そのため、立ったままアンボタンにすると、
- 前合わせが不自然に開く
- シルエットが崩れる
- だらしない印象を与えやすい
という問題が起きやすくなります。
「全部留める」は正解ではない
正しくは「ジャケットの仕様に従う」
ダブルスーツについてよくある誤解が、「留められるボタンはすべて必ず留める」という考え方です。

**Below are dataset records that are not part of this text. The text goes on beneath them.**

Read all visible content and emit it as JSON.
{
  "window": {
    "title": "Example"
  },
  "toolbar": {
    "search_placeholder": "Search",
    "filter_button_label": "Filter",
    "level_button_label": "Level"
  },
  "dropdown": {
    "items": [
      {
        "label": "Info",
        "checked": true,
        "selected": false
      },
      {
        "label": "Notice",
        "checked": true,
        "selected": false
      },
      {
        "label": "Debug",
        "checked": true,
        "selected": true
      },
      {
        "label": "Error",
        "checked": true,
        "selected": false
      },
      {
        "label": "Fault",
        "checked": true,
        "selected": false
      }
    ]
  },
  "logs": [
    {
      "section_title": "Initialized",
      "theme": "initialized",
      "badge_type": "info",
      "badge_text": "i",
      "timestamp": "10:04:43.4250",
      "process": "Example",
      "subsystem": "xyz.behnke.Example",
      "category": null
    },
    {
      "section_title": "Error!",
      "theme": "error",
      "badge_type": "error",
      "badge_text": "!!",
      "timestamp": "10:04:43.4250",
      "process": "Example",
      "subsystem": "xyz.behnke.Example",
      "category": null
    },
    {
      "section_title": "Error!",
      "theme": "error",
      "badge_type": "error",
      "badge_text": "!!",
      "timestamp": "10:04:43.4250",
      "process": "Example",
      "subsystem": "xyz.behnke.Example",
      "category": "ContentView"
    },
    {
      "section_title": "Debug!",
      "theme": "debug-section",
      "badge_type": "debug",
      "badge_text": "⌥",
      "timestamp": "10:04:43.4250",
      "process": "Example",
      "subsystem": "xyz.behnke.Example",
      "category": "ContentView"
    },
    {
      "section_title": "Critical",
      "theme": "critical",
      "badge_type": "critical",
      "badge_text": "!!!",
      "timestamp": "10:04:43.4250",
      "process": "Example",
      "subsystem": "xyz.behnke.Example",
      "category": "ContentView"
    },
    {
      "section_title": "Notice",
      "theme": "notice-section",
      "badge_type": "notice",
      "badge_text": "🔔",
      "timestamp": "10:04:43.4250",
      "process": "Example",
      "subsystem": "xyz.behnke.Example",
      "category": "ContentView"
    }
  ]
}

実際には、どのボタンを留めるかは、そのジャケットの設計によって異なります。
6つボタン2つ掛け(6×2)の考え方
- 掛けボタンが2つある仕様
- 両方留めてもマナー違反ではない
- ただし、多くのモデルには「主として使う掛け位置」が想定されている
無理に両方留めるよりも、ラペルの返りやウエストラインが最も自然に出る留め方を選ぶ方が合理的です。
6つボタン1つ掛け(6×1)
- 掛けボタンは1つのみ
- 立っている間は、そのボタンを留めるのが基本
このタイプは判断が明確で、迷う場面は少ないでしょう。
4つボタン系(4×2など)
- クラシック寄りの仕様
- 基本は設計どおりに留める
- ボタン位置が低いため、アンボタン時の崩れが目立ちやすい
内側の隠しボタン(アンカーボタン)の扱い
ダブルスーツには、外側のボタンとは別に、前身頃を固定するための内側ボタンがあります。
考え方はシンプルです。
- 外側を留めるなら、対応する内側ボタンも留める
- これはシルエットを安定させるための構造
「すべて留める」というより、外側の留め方に合わせて正しく使うという理解が適切です。
着席時はアンボタンするべきか?
ここは、ダブルスーツの中でも特に意見が分かれるポイントです。
クラシックな考え方
- 立っているとき:留める
- 座るとき:外す
理由は、
- 生地への過度な負荷を避ける
- 前合わせの不自然な浮きを防ぐ
といった、合理性に基づくものです。
日本のビジネスシーンでの実情
一方、日本では、
- 「ダブルは座っても留めたまま」という考え方
- 外すと崩しすぎに見えるという感覚
も一定数存在します。
実務で最も安全な判断
- 立ち上がったら必ず留める
- 座っている間は、場の雰囲気とサイズ感で判断
- 外す場合でも、外したまま立ち上がらない
この運用が、国際的な理論と日本的な評価の両方を外しにくい対応です。
フォーマルな場での考え方
式典や公式行事など、フォーマル度の高い場では、
- 立ち姿の端正さが特に重視される
- ボタンは留めている時間が長くなる傾向
ただし、ここでも重要なのは「所作を崩さないこと」です。
外す・外さないよりも、立ち居振る舞い全体の整い方が評価されます。
よくあるNG例
- シングルスーツの感覚で下のボタンを外す
- 立っているのにアンボタンのまま
- 外側と内側のボタンの対応を誤る
- 外したまま立ち上がる
これらはすべて、ダブルスーツの構造を理解していない印象につながりやすい行動です。
まとめ:迷ったらこの3点だけ守る
- 立っているときは、ダブルは留めて着る
- どのボタンを留めるかは、ジャケットの設計に従う
- 座るときは状況判断。立つ前に必ず整える
ダブルスーツは、「厳しいルールに縛られた服」ではありません。
設計意図と場の空気を読み取れる人ほど、美しく着られる服です。
その理解があれば、シングルスーツ以上の品格と説得力を自然に演出できます。
以上、ダブルスーツのアンボタンマナーについてでした。
最後までお読みいただき、ありがとうございました。